Framework helps consumers know quality
January 1, 1998
Framework helps consumers know quality
FAACT sets agenda for new way of reporting
Consumers want to know about the quality of their health plans and medical groups, but they often don’t understand quality report cards, and they don’t use them.1
The Foundation for Accountability (FAACT), a health care consumer and purchaser coalition in Portland, OR, is trying to bridge that gap with a new framework for communicating quality information.
"We’re trying to help people understand that they should have a broader set of expectations about quality," says Doug Davidson, FAACT’s director of communications. "There is, in fact, great variation across providers and across markets. You need to understand that the quality performance of the plan and provider you choose has great impact on your health and your family’s health."
FAACT identified five areas of performance measures for plans and providers:
1. The Basics (basics of good care such as access, communication, skill, coordination of care, and follow-up).
2. Staying healthy (preventive care).
3. Getting better (treatment of illness).
4. Living with illness (helping the chronically ill improve their quality of life).
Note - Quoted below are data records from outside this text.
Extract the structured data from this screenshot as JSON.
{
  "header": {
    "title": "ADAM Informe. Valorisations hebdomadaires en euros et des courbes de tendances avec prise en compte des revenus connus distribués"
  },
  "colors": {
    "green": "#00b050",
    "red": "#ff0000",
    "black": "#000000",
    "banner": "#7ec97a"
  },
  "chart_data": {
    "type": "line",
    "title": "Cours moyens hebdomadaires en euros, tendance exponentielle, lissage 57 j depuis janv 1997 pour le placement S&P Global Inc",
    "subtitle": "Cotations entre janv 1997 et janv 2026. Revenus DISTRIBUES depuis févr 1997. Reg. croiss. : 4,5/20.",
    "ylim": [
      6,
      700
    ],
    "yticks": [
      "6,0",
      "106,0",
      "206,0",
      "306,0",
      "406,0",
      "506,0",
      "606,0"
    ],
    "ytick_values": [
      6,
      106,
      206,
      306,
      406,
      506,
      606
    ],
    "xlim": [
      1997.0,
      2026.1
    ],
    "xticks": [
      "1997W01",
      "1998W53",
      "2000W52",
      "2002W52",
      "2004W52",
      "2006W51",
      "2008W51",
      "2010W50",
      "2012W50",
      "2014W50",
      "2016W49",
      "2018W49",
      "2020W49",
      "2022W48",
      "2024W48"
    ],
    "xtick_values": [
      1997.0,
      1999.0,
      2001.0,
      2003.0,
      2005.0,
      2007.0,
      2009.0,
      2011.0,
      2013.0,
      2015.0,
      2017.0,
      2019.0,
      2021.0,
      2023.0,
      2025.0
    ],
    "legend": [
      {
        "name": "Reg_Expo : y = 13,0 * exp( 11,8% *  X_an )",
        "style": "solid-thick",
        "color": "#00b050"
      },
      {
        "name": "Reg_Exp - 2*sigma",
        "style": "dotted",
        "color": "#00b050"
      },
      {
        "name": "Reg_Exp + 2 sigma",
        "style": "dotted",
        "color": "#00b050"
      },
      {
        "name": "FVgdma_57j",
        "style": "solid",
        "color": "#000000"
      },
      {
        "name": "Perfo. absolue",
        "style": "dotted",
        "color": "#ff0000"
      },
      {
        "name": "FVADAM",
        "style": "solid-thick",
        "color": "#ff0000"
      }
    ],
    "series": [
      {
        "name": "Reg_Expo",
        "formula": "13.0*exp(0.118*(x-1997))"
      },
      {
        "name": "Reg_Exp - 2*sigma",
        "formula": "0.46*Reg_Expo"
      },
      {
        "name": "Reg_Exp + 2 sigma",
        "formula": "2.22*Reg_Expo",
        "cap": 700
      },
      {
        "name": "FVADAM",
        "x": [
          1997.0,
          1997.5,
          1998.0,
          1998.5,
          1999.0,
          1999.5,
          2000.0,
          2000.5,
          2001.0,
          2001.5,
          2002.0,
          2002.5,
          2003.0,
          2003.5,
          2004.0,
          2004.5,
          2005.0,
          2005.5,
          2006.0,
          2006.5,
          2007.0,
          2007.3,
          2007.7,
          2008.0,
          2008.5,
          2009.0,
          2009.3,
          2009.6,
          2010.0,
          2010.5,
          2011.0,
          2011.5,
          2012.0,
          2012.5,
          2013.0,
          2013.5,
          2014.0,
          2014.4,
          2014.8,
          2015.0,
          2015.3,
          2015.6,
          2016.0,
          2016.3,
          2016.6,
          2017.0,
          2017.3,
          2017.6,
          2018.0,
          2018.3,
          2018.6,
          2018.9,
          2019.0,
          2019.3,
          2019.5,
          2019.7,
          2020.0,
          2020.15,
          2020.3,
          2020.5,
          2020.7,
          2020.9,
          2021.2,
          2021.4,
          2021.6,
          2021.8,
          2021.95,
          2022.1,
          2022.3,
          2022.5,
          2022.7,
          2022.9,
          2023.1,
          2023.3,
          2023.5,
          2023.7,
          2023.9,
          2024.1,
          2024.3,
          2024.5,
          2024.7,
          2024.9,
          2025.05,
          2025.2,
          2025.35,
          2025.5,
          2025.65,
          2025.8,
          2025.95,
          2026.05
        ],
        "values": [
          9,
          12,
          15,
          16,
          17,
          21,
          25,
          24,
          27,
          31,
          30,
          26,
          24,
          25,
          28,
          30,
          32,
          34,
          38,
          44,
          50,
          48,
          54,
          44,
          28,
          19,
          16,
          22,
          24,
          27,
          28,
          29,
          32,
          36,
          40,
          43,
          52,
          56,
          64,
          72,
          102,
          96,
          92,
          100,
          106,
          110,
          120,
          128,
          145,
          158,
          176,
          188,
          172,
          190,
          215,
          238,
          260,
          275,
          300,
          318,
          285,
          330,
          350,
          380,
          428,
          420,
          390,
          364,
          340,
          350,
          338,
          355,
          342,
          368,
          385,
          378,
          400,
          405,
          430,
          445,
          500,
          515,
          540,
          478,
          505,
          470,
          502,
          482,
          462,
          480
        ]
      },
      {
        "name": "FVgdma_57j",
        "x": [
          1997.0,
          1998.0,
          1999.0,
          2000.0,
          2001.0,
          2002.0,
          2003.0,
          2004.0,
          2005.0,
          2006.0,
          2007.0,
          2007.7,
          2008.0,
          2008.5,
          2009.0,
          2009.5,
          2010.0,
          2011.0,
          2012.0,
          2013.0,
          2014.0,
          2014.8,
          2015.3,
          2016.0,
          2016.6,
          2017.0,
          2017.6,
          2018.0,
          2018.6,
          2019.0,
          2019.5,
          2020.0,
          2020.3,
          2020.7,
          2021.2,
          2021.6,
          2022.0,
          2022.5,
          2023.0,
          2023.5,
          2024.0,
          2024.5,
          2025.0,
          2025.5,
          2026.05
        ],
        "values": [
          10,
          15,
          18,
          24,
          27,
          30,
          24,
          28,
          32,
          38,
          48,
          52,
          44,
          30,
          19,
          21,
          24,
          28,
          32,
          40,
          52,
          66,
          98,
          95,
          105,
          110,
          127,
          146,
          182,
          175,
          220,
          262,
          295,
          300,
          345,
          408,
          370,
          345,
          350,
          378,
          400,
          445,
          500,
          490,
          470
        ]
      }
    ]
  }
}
5. Changing needs (caring for people and their families when health needs or functional abilities change dramatically).
As a part of this framework, FAACT is identifying existing performance measures and working with other health care organizations to develop new measures. Developing appropriate measures in all categories could take two to five years, Davidson says.
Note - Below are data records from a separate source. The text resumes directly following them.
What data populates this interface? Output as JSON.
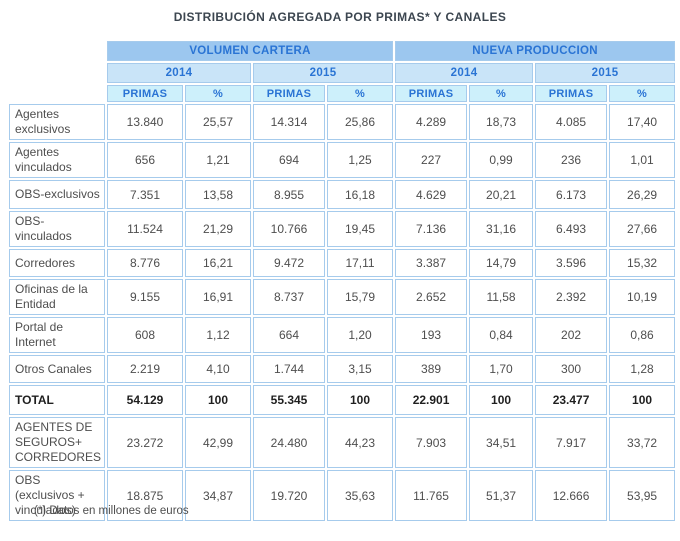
{
  "colors": {
    "title_text": "#3C4650",
    "header_text": "#2A74D4",
    "group_bg": "#9CC7EF",
    "year_bg": "#C9E4F8",
    "sub_bg": "#CDF0FB",
    "border_c": "#A6CBEC",
    "body_text": "#4E4E4E",
    "total_text": "#1F1F1F"
  },
  "chart_data": {
    "type": "table",
    "title": "DISTRIBUCIÓN AGREGADA POR PRIMAS* Y CANALES",
    "footnote": "(*)  Datos en millones de euros",
    "units": "millones de euros",
    "column_groups": [
      {
        "label": "VOLUMEN CARTERA",
        "years": [
          "2014",
          "2015"
        ]
      },
      {
        "label": "NUEVA PRODUCCION",
        "years": [
          "2014",
          "2015"
        ]
      }
    ],
    "sub_headers": [
      "PRIMAS",
      "%",
      "PRIMAS",
      "%",
      "PRIMAS",
      "%",
      "PRIMAS",
      "%"
    ],
    "rows": [
      {
        "label": "Agentes\nexclusivos",
        "bold": false,
        "values": [
          "13.840",
          "25,57",
          "14.314",
          "25,86",
          "4.289",
          "18,73",
          "4.085",
          "17,40"
        ]
      },
      {
        "label": "Agentes\nvinculados",
        "bold": false,
        "values": [
          "656",
          "1,21",
          "694",
          "1,25",
          "227",
          "0,99",
          "236",
          "1,01"
        ]
      },
      {
        "label": "OBS-exclusivos",
        "bold": false,
        "values": [
          "7.351",
          "13,58",
          "8.955",
          "16,18",
          "4.629",
          "20,21",
          "6.173",
          "26,29"
        ]
      },
      {
        "label": "OBS-\nvinculados",
        "bold": false,
        "values": [
          "11.524",
          "21,29",
          "10.766",
          "19,45",
          "7.136",
          "31,16",
          "6.493",
          "27,66"
        ]
      },
      {
        "label": "Corredores",
        "bold": false,
        "values": [
          "8.776",
          "16,21",
          "9.472",
          "17,11",
          "3.387",
          "14,79",
          "3.596",
          "15,32"
        ]
      },
      {
        "label": "Oficinas de la\nEntidad",
        "bold": false,
        "values": [
          "9.155",
          "16,91",
          "8.737",
          "15,79",
          "2.652",
          "11,58",
          "2.392",
          "10,19"
        ]
      },
      {
        "label": "Portal de\nInternet",
        "bold": false,
        "values": [
          "608",
          "1,12",
          "664",
          "1,20",
          "193",
          "0,84",
          "202",
          "0,86"
        ]
      },
      {
        "label": "Otros Canales",
        "bold": false,
        "values": [
          "2.219",
          "4,10",
          "1.744",
          "3,15",
          "389",
          "1,70",
          "300",
          "1,28"
        ]
      },
      {
        "label": "TOTAL",
        "bold": true,
        "values": [
          "54.129",
          "100",
          "55.345",
          "100",
          "22.901",
          "100",
          "23.477",
          "100"
        ]
      },
      {
        "label": "AGENTES DE\nSEGUROS+\nCORREDORES",
        "bold": false,
        "values": [
          "23.272",
          "42,99",
          "24.480",
          "44,23",
          "7.903",
          "34,51",
          "7.917",
          "33,72"
        ]
      },
      {
        "label": "OBS\n(exclusivos +\nvinculados)",
        "bold": false,
        "values": [
          "18.875",
          "34,87",
          "19.720",
          "35,63",
          "11.765",
          "51,37",
          "12.666",
          "53,95"
        ]
      }
    ]
  }
}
"We need more focused measures that track actual outcomes and the patient experience with clinical care, not just the service aspects of care," he says.
Eventually, FAACT may develop a scoring system for overall scores in each of those categories, so consumers could receive either general scores or more specific information, says Davidson.
Meanwhile, FAACT is working with health care purchasers and consumer groups to educate consumers about quality. "One of the reasons we’re interested in educating people about quality is to create a demand for this (report card) information," Davidson says.